FT recap from Friday.15 Dec 2019 17:02
Hold: Glencore (GLEN)
Glencore is trying to reduce debt while lower copper and cobalt prices cut into earnings.
Glencore has been hit with a third regulatory probe into its businesses, after the Serious Fraud Office (SFO) announced it is investigating “suspicions of bribery in the conduct of business” by the miner’s subsidiaries, “officials, employees, agents and associated persons”.
The development comes amid two probes in the US, and a finding of misleading accounting at a Canadian-listed subsidiary last year. Glencore’s shares fell 7 per cent on the news, to 221p.
In July 2018, Glencore was subpoenaed by the US Department of Justice in relation to its activities in the Democratic Republic of Congo (DRC), Venezuela and Nigeria stretching back more than a decade.
This year, the company confirmed the US Commodity Futures Trading Commission was probing whether Glencore and its subsidiaries had engaged in “corrupt practices in connection with commodities”. In between those disclosures, the Ontario Securities Commission issued a $22m (£17m) fine to Glencore’s 75 per cent-owned subsidiary Katanga Mining over the company’s lack of disclosure around its dealings with Israeli businessman Dan Gertler in the DRC.
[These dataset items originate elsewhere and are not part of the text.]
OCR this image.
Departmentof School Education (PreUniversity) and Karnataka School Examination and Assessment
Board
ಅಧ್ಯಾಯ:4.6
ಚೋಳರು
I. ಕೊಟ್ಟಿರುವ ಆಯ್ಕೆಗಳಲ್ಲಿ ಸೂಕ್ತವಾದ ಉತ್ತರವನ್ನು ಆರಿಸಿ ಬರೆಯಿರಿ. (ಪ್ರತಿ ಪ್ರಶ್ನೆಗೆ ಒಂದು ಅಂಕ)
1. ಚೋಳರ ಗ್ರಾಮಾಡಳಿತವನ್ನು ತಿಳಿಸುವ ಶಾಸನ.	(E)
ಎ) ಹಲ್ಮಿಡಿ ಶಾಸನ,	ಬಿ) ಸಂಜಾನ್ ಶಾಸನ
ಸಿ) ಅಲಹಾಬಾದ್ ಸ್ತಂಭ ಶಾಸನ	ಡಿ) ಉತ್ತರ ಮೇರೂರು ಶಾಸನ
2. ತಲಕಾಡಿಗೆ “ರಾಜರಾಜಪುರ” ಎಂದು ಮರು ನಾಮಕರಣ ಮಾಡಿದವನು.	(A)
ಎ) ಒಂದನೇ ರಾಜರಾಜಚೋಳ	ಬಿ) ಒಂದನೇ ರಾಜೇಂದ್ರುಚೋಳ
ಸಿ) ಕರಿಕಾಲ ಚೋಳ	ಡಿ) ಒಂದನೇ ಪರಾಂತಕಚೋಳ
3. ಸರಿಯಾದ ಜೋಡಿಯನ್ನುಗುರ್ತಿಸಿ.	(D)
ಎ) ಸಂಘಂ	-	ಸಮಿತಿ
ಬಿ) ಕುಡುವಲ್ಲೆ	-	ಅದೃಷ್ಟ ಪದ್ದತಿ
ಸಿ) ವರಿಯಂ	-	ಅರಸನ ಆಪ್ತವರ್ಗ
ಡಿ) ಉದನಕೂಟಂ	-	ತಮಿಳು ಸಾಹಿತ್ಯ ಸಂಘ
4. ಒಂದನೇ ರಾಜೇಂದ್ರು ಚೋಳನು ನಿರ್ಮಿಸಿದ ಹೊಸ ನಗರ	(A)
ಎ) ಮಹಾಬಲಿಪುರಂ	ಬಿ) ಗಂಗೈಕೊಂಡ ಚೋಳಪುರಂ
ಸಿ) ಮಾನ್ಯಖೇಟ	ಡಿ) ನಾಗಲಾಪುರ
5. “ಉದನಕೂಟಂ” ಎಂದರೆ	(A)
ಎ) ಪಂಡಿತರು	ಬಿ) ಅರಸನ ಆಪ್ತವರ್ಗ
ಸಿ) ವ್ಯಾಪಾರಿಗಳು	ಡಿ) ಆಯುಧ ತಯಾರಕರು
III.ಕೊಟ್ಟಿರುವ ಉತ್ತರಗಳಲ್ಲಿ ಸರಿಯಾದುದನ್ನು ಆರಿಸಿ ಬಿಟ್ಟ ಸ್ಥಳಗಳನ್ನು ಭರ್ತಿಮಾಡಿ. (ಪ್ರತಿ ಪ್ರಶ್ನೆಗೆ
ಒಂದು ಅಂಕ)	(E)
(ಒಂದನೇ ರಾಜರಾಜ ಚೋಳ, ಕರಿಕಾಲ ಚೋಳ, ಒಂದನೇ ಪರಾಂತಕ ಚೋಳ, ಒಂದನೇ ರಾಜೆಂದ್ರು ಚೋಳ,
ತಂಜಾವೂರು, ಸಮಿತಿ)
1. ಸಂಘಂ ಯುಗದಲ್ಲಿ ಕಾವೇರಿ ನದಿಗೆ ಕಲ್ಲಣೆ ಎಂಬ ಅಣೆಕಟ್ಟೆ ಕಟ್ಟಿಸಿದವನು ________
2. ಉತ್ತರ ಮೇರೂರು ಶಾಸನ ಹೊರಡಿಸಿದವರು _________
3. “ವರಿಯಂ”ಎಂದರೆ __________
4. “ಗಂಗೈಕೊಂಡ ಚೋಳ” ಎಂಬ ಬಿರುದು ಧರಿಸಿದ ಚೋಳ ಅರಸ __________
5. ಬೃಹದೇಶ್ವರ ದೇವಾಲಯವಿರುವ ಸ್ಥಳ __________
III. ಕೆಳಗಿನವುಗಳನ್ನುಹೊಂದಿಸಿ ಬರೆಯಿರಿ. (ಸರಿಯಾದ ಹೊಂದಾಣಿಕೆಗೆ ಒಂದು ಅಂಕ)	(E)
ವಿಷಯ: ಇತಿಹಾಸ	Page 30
The SFO investigation also comes two days after Glencore’s capital markets day, when chief executive Ivan Glasenberg told investors to expect more executive staff changes in 2020.
Since mid-2018, the company has seen the departures of several members of what Mr Glasenberg termed the “old guard”, though the chief executive said he would leave once a successor was clear from the new crop of Glencore leaders. This new group will have to get the all-important African copper decision back on track after government interventions and weak base metal prices have chipped away at its profitability.